BRIC is a thing of the past. All eyes are now on Civits

By Abhishek Anand

Illustration: Naorem Ashish

CIVITS (China, India, Vietnam, Indonesia, Turkey and South Africa) are fast emerging as the new global poster boys, and might well leave BRIC — the term coined by Goldman Sachs economist Jim O’Neill for the Brazil, Russia, India and China combine – way behind. What’s taken CIVITS ahead of BRIC are basically two factors: the huge domestic demand in South Africa and Indonesia, and the emergence of Vietnam and Turkey as the new investment destinations.

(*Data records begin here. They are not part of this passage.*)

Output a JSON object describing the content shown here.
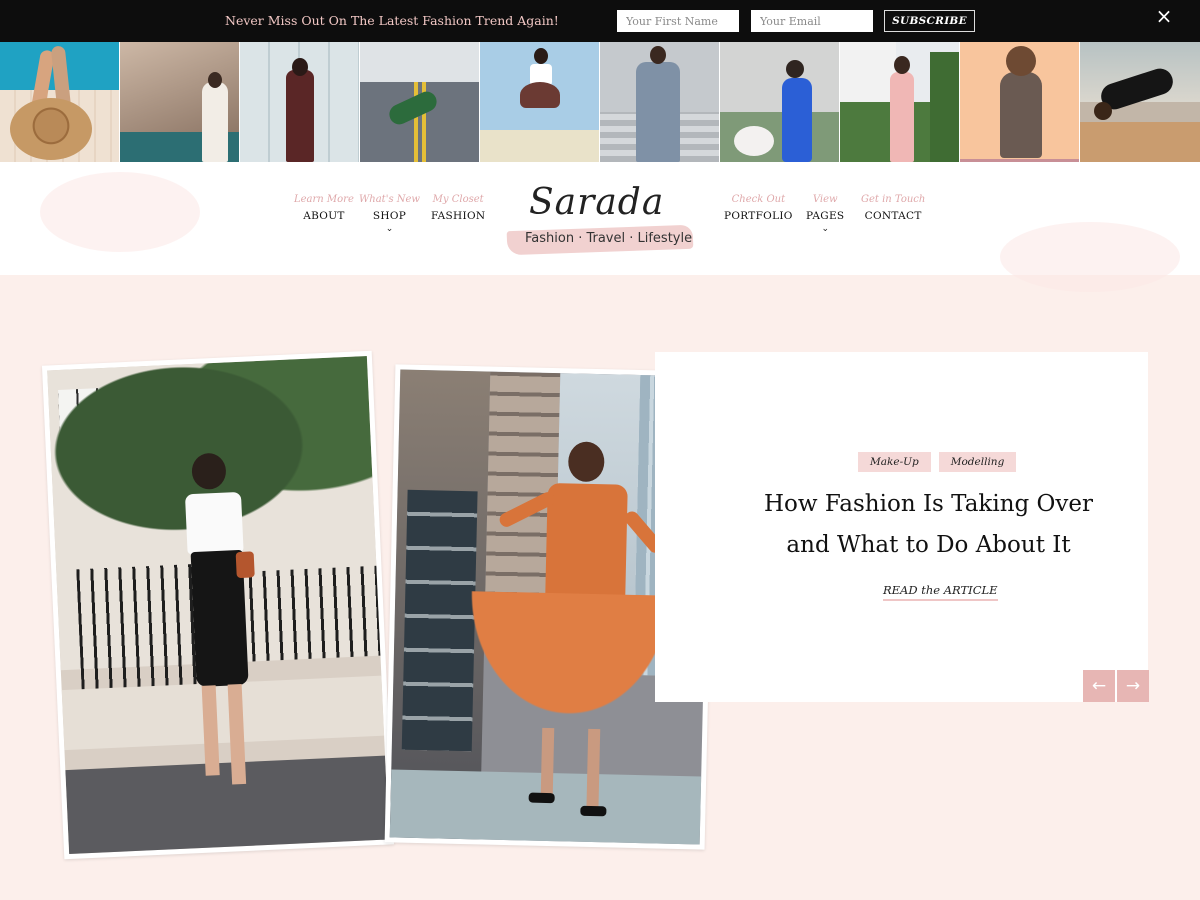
{
  "topbar": {
    "message": "Never Miss Out On The Latest Fashion Trend Again!",
    "first_name_placeholder": "Your First Name",
    "email_placeholder": "Your Email",
    "subscribe_label": "SUBSCRIBE",
    "close_icon": "×"
  },
  "strip": [
    {
      "name": "pool-hat",
      "bg": "#2aa6c2",
      "accent": "#b0845a"
    },
    {
      "name": "coast-rocks",
      "bg": "#a98d7a",
      "accent": "#f3efe9"
    },
    {
      "name": "glass-building",
      "bg": "#dfe6e8",
      "accent": "#5c2b2a"
    },
    {
      "name": "road",
      "bg": "#6f7682",
      "accent": "#e9c43b"
    },
    {
      "name": "jump-sky",
      "bg": "#a9cde6",
      "accent": "#5a2f2a"
    },
    {
      "name": "stairs",
      "bg": "#b7bec6",
      "accent": "#7d8fa6"
    },
    {
      "name": "field",
      "bg": "#c8c9c9",
      "accent": "#2b5fd6"
    },
    {
      "name": "greenery",
      "bg": "#a7b8a0",
      "accent": "#f0b7b5"
    },
    {
      "name": "peach-wall",
      "bg": "#f6c49c",
      "accent": "#55453f"
    },
    {
      "name": "beach",
      "bg": "#b4b3ad",
      "accent": "#151515"
    }
  ],
  "nav": {
    "left": [
      {
        "sub": "Learn More",
        "label": "ABOUT",
        "dropdown": false
      },
      {
        "sub": "What's New",
        "label": "SHOP",
        "dropdown": true
      },
      {
        "sub": "My Closet",
        "label": "FASHION",
        "dropdown": false
      }
    ],
    "right": [
      {
        "sub": "Check Out",
        "label": "PORTFOLIO",
        "dropdown": false
      },
      {
        "sub": "View",
        "label": "PAGES",
        "dropdown": true
      },
      {
        "sub": "Get in Touch",
        "label": "CONTACT",
        "dropdown": false
      }
    ],
    "chevron": "⌄"
  },
  "logo": {
    "name": "Sarada",
    "tagline": "Fashion · Travel · Lifestyle"
  },
  "featured": {
    "tags": [
      "Make-Up",
      "Modelling"
    ],
    "headline_line1": "How Fashion Is Taking Over",
    "headline_line2": "and What to Do About It",
    "read_more": "READ the ARTICLE"
  },
  "slider": {
    "prev_icon": "←",
    "next_icon": "→"
  },
  "colors": {
    "background": "#fcefeb",
    "accent_pink": "#e7b6b4",
    "topbar": "#0d0d0d"
  }
}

“All four are growing rapidly and promise a sound economic future; whereas Russia and Brazil have failed to live up to their earlier promise. It’s thus no surprise that they are being replaced,” says Suresh Tendulkar, senior economist and former chairman of the Prime Minister’s Economic Advisory Council.
After O’Neill’s coinage, BRIC became virtually a paradigm to measure the increasing transfer of economic power from developed nations to emerging markets. But now, it’s CIVITS that is being most closely wooed and watched. For instance, in the past year, both India and China grew rapidly despite the global slowdown. The Indian economy grew at a healthy 8.8 percent during the first quarter (April-June) this fiscal. And the Reserve Bank of India estimate suggests it is likely to grow at 8.5 percent through 2010-11. China is poised to grow even faster. During the second quarter, its economy grew 10.3 percent.

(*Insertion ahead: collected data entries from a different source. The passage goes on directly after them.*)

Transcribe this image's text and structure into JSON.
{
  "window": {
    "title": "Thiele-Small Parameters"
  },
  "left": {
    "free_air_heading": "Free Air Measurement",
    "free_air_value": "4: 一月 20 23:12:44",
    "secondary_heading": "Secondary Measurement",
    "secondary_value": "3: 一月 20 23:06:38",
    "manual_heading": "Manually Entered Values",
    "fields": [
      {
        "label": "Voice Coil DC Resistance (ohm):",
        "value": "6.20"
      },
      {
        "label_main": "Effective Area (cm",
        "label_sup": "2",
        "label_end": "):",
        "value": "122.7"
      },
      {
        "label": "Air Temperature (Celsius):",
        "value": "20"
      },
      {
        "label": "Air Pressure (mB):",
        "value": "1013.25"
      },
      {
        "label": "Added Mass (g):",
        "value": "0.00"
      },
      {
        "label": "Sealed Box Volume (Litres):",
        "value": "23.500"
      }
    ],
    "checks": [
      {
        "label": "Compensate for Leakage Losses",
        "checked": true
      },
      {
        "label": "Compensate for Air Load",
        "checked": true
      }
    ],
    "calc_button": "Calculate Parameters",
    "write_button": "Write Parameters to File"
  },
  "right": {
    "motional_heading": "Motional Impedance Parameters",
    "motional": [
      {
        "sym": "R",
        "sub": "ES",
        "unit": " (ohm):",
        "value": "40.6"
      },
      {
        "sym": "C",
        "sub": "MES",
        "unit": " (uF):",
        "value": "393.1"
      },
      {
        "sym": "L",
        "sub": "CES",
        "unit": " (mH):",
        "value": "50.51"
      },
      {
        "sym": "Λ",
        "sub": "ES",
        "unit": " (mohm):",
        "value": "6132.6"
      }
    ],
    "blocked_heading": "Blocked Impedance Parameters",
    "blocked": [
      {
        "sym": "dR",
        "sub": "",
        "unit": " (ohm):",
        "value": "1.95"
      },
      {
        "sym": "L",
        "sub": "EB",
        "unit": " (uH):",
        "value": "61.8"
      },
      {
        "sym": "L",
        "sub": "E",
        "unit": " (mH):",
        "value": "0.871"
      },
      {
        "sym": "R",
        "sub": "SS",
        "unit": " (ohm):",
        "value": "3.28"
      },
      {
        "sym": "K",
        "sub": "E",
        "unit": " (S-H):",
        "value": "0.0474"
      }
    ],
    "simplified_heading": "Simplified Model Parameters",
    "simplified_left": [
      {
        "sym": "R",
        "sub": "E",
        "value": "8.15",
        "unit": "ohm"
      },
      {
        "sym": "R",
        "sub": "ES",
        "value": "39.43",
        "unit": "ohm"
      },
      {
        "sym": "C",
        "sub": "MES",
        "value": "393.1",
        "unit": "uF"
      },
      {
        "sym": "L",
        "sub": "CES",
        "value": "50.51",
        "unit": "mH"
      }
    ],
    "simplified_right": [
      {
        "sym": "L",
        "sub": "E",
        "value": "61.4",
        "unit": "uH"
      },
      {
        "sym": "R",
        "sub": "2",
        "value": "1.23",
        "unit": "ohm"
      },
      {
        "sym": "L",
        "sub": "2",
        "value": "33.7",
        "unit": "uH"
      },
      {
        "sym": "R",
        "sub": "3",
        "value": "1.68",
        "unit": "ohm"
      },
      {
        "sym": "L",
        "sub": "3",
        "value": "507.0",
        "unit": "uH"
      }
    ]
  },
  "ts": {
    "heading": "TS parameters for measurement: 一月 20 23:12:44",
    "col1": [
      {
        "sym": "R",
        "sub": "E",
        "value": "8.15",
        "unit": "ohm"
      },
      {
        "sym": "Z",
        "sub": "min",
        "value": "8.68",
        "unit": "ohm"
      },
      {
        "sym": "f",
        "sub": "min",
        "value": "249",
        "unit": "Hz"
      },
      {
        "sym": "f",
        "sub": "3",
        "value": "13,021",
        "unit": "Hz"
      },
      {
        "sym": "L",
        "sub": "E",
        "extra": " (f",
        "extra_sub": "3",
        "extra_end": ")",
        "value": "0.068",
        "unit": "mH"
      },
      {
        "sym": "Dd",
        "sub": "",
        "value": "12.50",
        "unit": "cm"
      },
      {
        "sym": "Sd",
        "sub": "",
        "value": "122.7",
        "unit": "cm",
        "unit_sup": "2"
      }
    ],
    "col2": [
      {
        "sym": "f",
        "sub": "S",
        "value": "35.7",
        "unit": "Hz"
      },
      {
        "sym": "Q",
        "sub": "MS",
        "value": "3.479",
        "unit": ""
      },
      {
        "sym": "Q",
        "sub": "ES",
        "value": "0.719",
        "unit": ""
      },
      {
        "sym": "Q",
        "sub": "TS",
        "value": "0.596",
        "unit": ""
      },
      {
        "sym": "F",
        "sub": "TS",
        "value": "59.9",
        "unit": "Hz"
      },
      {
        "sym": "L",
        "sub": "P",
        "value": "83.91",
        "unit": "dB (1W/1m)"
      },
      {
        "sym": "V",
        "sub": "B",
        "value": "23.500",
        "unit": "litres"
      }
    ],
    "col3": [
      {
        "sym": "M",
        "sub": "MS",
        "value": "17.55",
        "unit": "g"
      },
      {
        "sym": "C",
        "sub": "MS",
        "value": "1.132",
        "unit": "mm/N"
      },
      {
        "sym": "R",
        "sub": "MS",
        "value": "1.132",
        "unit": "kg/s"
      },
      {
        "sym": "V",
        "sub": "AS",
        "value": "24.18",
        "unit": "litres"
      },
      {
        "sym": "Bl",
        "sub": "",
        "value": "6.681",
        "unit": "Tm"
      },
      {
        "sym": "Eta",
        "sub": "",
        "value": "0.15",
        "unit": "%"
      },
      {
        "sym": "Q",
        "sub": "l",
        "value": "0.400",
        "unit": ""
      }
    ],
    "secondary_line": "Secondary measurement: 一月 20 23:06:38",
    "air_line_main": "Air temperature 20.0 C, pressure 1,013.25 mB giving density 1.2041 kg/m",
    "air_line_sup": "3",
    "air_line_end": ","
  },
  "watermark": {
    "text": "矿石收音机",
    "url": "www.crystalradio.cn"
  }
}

The Indonesian economy too saw 6.2 percent growth during the second quarter of the current fiscal; it was 5.7 percent during the first. On the other hand, the Russian economy grew by just 3.1 percent during the first quarter of this year.

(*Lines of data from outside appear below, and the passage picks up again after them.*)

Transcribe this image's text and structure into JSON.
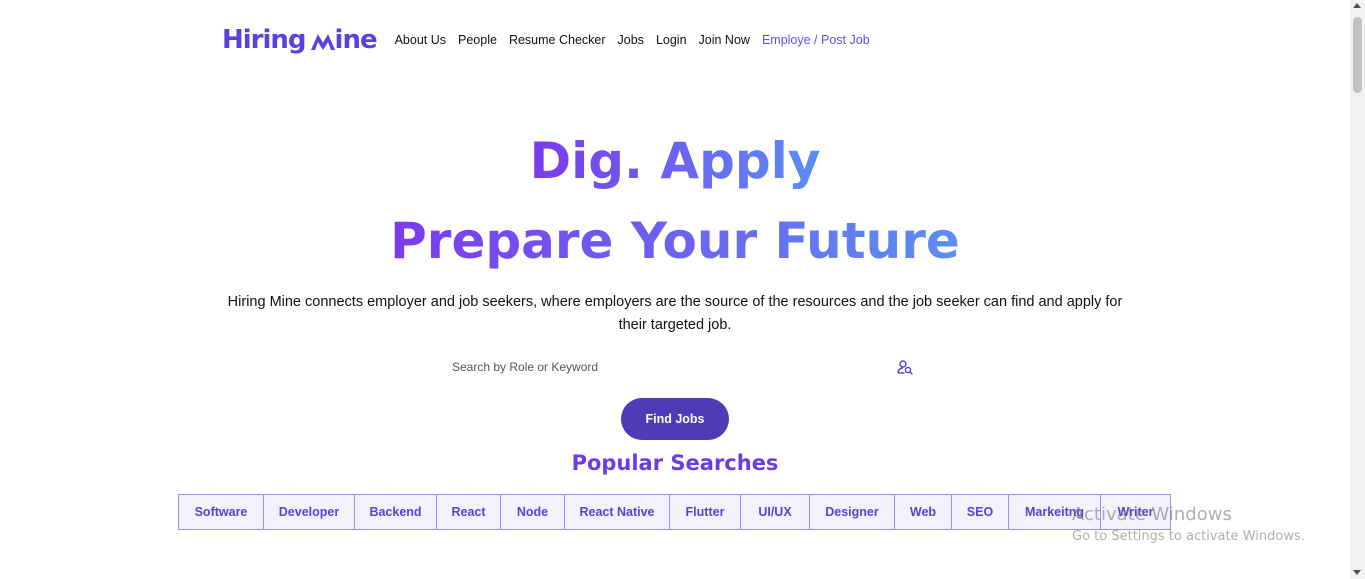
{
  "brand": {
    "name_a": "Hiring",
    "name_b": "ine",
    "mark_letter": "M",
    "color": "#5b3fe0"
  },
  "nav": {
    "links": [
      {
        "label": "About Us"
      },
      {
        "label": "People"
      },
      {
        "label": "Resume Checker"
      },
      {
        "label": "Jobs"
      },
      {
        "label": "Login"
      },
      {
        "label": "Join Now"
      },
      {
        "label": "Employe / Post Job",
        "accent": true
      }
    ]
  },
  "hero": {
    "line1": "Dig. Apply",
    "line2": "Prepare Your Future",
    "description": "Hiring Mine connects employer and job seekers, where employers are the source of the resources and the job seeker can find and apply for their targeted job."
  },
  "search": {
    "placeholder": "Search by Role or Keyword",
    "value": "",
    "icon": "user-search-icon"
  },
  "find_button": {
    "label": "Find Jobs",
    "color": "#4e3bb8"
  },
  "popular": {
    "title": "Popular Searches",
    "tags": [
      "Software",
      "Developer",
      "Backend",
      "React",
      "Node",
      "React Native",
      "Flutter",
      "UI/UX",
      "Designer",
      "Web",
      "SEO",
      "Markeitng",
      "Writer"
    ]
  },
  "watermark": {
    "line1": "Activate Windows",
    "line2": "Go to Settings to activate Windows."
  },
  "colors": {
    "gradient_start": "#7c3aed",
    "gradient_end": "#5b8ff2",
    "accent": "#6d3ae6",
    "tag_bg": "#f3f2fb",
    "tag_border": "#9b8cf0"
  }
}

But, considering that second quarter gross domestic product growth was just 1.2 percent in the UK and 1.7 percent in the US, some economists are completely unwilling to buy the line that CIVITS will necessarily beat Russia and Brazil. “The long-term prospects of the Russian economy look good, and Brazil’s too is growing at a comfortable pace,” believes DK Joshi, chief economist at credit rating agency CRISIL Ltd, the Indian arm of Standard and Poor’s.
According to him, removing Russia and Brazil from the watch list is as premature as it is off beam.